6. bearing shell (5) according to claim 5, characterized in that a number of holes (13) and / or grooves (11) with optical Bragg grating sites (19) having optical fibers (15) around the circumference of the bearing shell body (7) is distributed.

7. bearing shell (5) according to one of claims 2 to 6, characterized in that the optical fiber (15) in a through the bore (13) and the groove (11) extending capillary (17) is arranged.

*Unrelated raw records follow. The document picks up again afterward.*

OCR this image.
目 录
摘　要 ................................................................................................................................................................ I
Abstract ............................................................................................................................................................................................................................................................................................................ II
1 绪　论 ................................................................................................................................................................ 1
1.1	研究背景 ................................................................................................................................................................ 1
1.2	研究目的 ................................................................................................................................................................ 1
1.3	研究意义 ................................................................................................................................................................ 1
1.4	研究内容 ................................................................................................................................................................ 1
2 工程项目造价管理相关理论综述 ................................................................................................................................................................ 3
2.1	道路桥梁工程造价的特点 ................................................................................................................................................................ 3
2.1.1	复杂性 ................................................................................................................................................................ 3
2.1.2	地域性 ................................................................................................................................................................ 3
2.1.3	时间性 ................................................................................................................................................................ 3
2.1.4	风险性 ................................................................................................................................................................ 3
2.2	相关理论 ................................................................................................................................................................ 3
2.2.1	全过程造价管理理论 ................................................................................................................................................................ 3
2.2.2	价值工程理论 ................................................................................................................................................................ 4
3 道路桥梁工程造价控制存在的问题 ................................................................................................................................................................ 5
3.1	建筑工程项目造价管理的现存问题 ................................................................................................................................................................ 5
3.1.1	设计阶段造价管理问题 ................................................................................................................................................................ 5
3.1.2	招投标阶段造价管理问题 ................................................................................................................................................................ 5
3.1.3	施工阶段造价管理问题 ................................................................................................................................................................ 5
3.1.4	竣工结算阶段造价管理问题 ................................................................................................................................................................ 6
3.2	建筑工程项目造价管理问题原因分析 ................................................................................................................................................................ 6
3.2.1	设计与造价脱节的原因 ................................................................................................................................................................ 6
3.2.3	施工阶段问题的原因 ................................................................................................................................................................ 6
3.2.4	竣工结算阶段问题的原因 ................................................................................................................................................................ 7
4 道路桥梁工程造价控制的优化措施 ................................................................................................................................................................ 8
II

8. plain bearing (3), in particular radial plain bearing, with a bearing shell (5) according to one of claims 1 to 7.

9. A method for spatially resolved determination of the temperature of a bearing shell (5) according to one of claims 1 to 7, characterized in that broadband light is coupled into the optical fiber (15), the wavelength of a Bragg lattice site (19) reflected light is determined and determined from the determined wavelength, the temperature of the bearing shell (5) in the vicinity of the Bragg lattice site (19).

10. The method according to claim 9, characterized in that at least two Bragg grating sites (19) per optical fiber (15) are present, that the broadband light is coupled as a light pulse in the optical fiber (15) and that between the Bragg grating sites (19) due to the different duration of the Bragg gratings (19) reflected pulses is distinguished.

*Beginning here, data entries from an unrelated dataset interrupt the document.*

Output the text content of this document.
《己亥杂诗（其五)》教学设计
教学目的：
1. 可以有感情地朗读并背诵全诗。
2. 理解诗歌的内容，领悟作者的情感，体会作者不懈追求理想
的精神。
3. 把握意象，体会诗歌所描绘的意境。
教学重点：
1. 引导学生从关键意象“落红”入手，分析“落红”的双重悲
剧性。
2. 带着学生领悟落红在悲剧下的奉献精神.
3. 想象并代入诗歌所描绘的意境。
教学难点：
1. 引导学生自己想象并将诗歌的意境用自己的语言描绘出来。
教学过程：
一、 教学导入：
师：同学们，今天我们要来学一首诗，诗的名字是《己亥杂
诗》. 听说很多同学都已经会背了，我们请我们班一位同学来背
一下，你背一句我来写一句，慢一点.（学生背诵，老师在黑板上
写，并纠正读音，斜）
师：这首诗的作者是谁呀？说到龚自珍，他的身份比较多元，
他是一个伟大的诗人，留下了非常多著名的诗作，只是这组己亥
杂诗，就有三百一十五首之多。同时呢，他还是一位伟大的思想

11. The method according to claim 9, characterized in that at least two Bragg grating sites (19) per optical fiber

(15) are provided such that the Bragg grating sites (19) are designed to reflect light in separate wavelength ranges, and that between the

Bragg grating points (19) is distinguished on the basis of the different wavelength ranges of the light reflected from the Bragg grating points (19).

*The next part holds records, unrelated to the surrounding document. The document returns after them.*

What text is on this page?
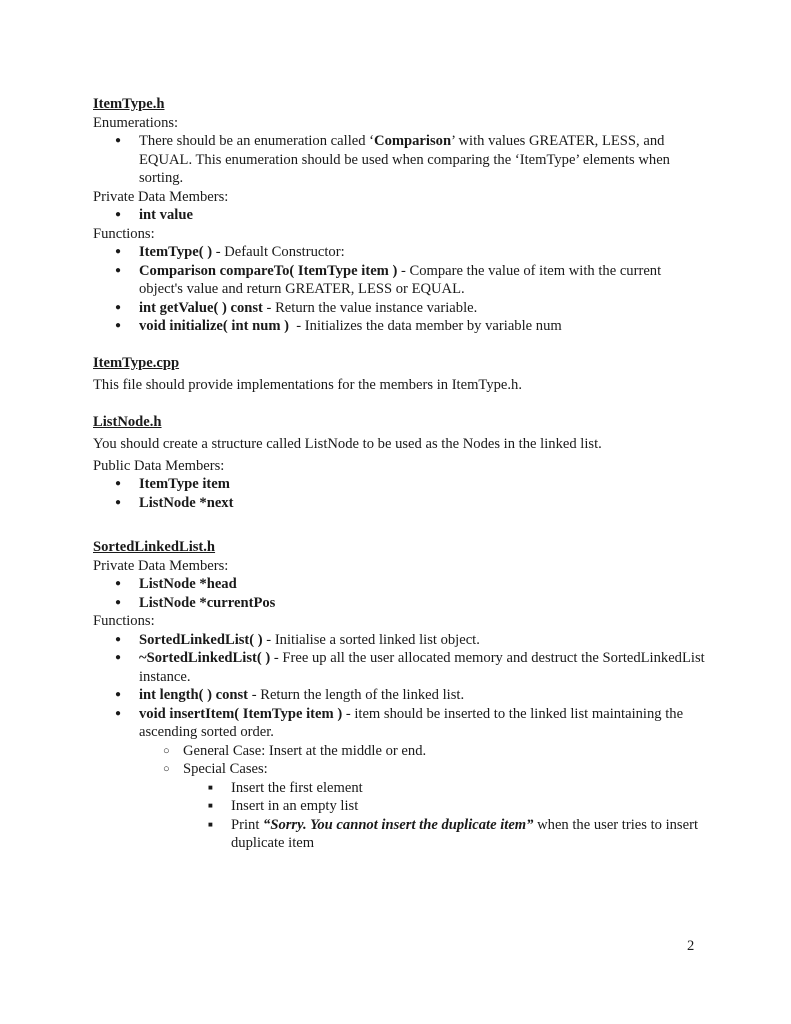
ItemType.h
Enumerations:
● There should be an enumeration called ‘Comparison’ with values GREATER, LESS, and EQUAL. This enumeration should be used when comparing the ‘ItemType’ elements when sorting.
Private Data Members:
● int value
Functions:
● ItemType( ) - Default Constructor:
● Comparison compareTo( ItemType item ) - Compare the value of item with the current object's value and return GREATER, LESS or EQUAL.
● int getValue( ) const - Return the value instance variable.
● void initialize( int num )  - Initializes the data member by variable num
ItemType.cpp
This file should provide implementations for the members in ItemType.h.
ListNode.h
You should create a structure called ListNode to be used as the Nodes in the linked list.
Public Data Members:
● ItemType item
● ListNode *next
SortedLinkedList.h
Private Data Members:
● ListNode *head
● ListNode *currentPos
Functions:
● SortedLinkedList( ) - Initialise a sorted linked list object.
● ~SortedLinkedList( ) - Free up all the user allocated memory and destruct the SortedLinkedList instance.
● int length( ) const - Return the length of the linked list.
● void insertItem( ItemType item ) - item should be inserted to the linked list maintaining the ascending sorted order.
○ General Case: Insert at the middle or end.
○ Special Cases:
■ Insert the first element
■ Insert in an empty list
■ Print “Sorry. You cannot insert the duplicate item” when the user tries to insert duplicate item
2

12. Temperature measuring device for spatially resolved determination of the temperature of a bearing shell (5), in particular for a radial sliding bearing (3), wherein the temperature measuring device comprises: a broadband light source (21),

at least one optical fiber (15) extending through the bearing shell (5),

- A coupling device (27) for coupling the light of the light source (21) in the optical fiber (15), and

a decoupling device (27) for decoupling light reflected in the optical fiber (15), characterized in that

- The at least one optical fiber (15) has at least one Bragg lattice site (19) at which in the optical

Fiber (15) coupled-in light is reflected as a function of wavelength,

- A spectrometer (39, 41, 43) is provided, which is supplied to the decoupled light for determining its wavelength and which outputs a wavelength signal representing the detected wavelength, and

- An evaluation unit (45) coupled to the spectrometer (39, 41, 43) for receiving the wavelength signal is provided for determining the temperature of the Bragg grating location (19) from the received wavelength signal.

13. Temperaturmessvorichtung according to claim 12, characterized in that

- Each optical fiber (15) has at least two Bragg gratings (19)

- For each Bragg lattice site (19) an evaluation channel is present and

- There is a multiplexer (31) which assigns light reflected by a Bragg grating point (19) to the respective output channel.

14. Temperaturmessvorichtung according to claim 13, characterized in that

- The light source (21) is a pulsed operable light source or a modulation device is provided, the

Modulating the light emitted by the light source (21) is designed, and - The multiplexer is a time multiplexer, which assigns the reflected light pulses on the basis of their duration to the respective evaluation channel.

15. Temperaturmessvorichtung according to claim 13, characterized in that

- The Bragg grating sites (19) are designed to reflect light in separate wavelength ranges, and - the multiplexer (31) is a wavelength division multiplexer which transmits the light reflected from the Bragg grating sites (19) on the basis of the wavelength assigns each evaluation channel.